Smontare la razionalità occidentale pezzo per pezzo, costruendo un culto visivo dove religione, desiderio e delirio si fondono senza pudore: con una coppia come Jodorowsky e Moebius non ci si può aspettare nulla di meno e la riedizione di La pazza del Sacro Cuore segna un’esplosione della nona arte che sfida ogni ortodossia, narrativa e morale. Edizioni BD raccoglie in un volume unico i tre capitoli che compongono questa avventura onirica e fuor di sesto, senza dubbio una delle opere più sorprendenti del sodalizio tra i due artisti, già consacrato con la celebrata collaborazione su L’Incal, Gli occhi del gatto e Artigli d’angelo.
Inizialmente pubblicato in Francia tra il 1992 e il 1998, questo fumetto segna un allontanamento dai generi per cui erano già celebri – in primis la fantascienza – per avventurarsi in una commedia grottesca e surreale ambientata nella contemporaneità. La vicenda ha per protagonista Alain Mangel, eminente professore di filosofia razionalista alla Sorbona, che alla soglia dei sessant’anni vede la sua vita andare in pezzi e si imbatte nell’estasi mistica della giovane Elisabeth. Combattuto fra desiderio fisico e repressione dei propri istinti, Alain si trova in perenne squilibrio tra un convinto razionalismo occidentale e il forte richiamo del proprio inconscio, che trova antropomorfizzazione nel suo doppelgänger più giovane, visibile solo al confuso professore. Da qui Elisabeth trascina Mangel in un’avventura picaresca verso la venuta di un Messia e la fondazione di una nuova Chiesa, mentre il protagonista (alter ego di Jodorowsky) compie una ricerca della propria identità confrontandosi costantemente con un profondo nichilismo.
A metà strada fra road-movie spirituale e commedia degli equivoci, puntellato di situazioni sempre più strampalate e folli, la trilogia segna un nuovo incontro creativo fra il regista e drammaturgo cileno e il fumettista francese, per una collaborazione in cui l’equilibrio tra queste due forti personalità segna prepotentemente l’opera. Da una parte Jodorowsky attinge alla sua autobiografia per scrivere una sceneggiatura dai tratti originalissimi, dall’altra Moebius sposta l’asse del proprio stile spaziando fra riferimenti orientali e occidentali. Nei primi capitoli, ambientati a Parigi, predominano i toni da commedia realistica, mentre un tratto chiaro e pulito ammorbidisce la rappresentazione di scene piccanti e situazioni assurde. Man mano che la narrazione procede e gli eventi si fanno più deliranti, il disegno di Giraud si fa più rapido e istintivo, trasferendo su carta l’esplosione di caos e irrazionalità che coinvolge i personaggi.

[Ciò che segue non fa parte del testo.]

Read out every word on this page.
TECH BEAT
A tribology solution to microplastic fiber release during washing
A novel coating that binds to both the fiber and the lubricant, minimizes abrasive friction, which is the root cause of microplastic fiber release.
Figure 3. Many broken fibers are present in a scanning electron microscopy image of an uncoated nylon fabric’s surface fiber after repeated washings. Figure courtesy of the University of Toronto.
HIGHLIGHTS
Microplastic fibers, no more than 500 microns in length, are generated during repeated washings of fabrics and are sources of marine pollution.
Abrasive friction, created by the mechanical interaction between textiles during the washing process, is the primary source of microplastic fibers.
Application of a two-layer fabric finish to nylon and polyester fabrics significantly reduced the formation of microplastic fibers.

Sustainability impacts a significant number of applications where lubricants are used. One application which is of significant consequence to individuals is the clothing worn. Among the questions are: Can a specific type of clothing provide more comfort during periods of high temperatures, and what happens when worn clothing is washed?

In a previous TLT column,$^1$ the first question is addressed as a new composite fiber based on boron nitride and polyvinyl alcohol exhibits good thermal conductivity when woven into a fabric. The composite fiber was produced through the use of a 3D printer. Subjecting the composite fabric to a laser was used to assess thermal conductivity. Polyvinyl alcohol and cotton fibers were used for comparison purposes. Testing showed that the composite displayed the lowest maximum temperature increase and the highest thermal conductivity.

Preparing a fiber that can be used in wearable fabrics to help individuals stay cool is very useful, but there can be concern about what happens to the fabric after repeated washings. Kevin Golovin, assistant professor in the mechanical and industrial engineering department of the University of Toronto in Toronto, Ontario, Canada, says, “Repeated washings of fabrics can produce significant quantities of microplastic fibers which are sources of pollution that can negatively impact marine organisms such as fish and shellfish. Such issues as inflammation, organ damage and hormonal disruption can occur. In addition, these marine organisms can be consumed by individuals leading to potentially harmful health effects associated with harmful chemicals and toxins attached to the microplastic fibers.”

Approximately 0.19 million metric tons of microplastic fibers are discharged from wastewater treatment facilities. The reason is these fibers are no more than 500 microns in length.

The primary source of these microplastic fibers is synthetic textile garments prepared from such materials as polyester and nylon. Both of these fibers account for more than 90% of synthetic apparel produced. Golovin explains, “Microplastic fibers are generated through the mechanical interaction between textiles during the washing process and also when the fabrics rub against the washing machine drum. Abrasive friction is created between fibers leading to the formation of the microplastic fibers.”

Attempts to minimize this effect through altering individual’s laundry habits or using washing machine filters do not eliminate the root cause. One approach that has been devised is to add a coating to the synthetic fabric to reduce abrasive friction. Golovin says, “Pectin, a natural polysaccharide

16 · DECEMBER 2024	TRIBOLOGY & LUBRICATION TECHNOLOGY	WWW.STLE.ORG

Cuore pulsante dell’opera è però la dissacrante riflessione sul fanatismo religioso e sul bisogno umano di “credere”. La Pazza del Sacro Cuore mescola senza paura elementi del simbolismo biblico con un’ironia profana e pungente, ma anche con un linguaggio che viaggia fra il forbito e il volgare. La vicenda richiama esplicitamente l’iconografia cristiana (Giovanni Battista, la Vergine, il Messia), stravolgendola in chiave grottesca e sollevando interrogativi sulla tensione fra istituzione e rivelazione. Il desiderio viene declinato sia come pulsione sessuale sia come ricerca di completezza interiore e la componente erotica, spinta fino al limite del pornografico e del grottesco, diventa diretta contrapposizione all’ossessione della ragione che affligge il protagonista.
La Pazza del Sacro Cuore è una riflessione sull’ipocrisia del mondo intellettuale, sulla decadenza di certa cultura “alta” e sulla necessità di trovare una dimensione di equilibrio. Una cavalcata folle fra streghe mistiche e viaggi psichedelici, foreste vergini e grigie metropoli, trafficanti colombiani e politici francesi, il tutto per poi capire che la vita deve essere una lunga festa, possibilmente in famiglia.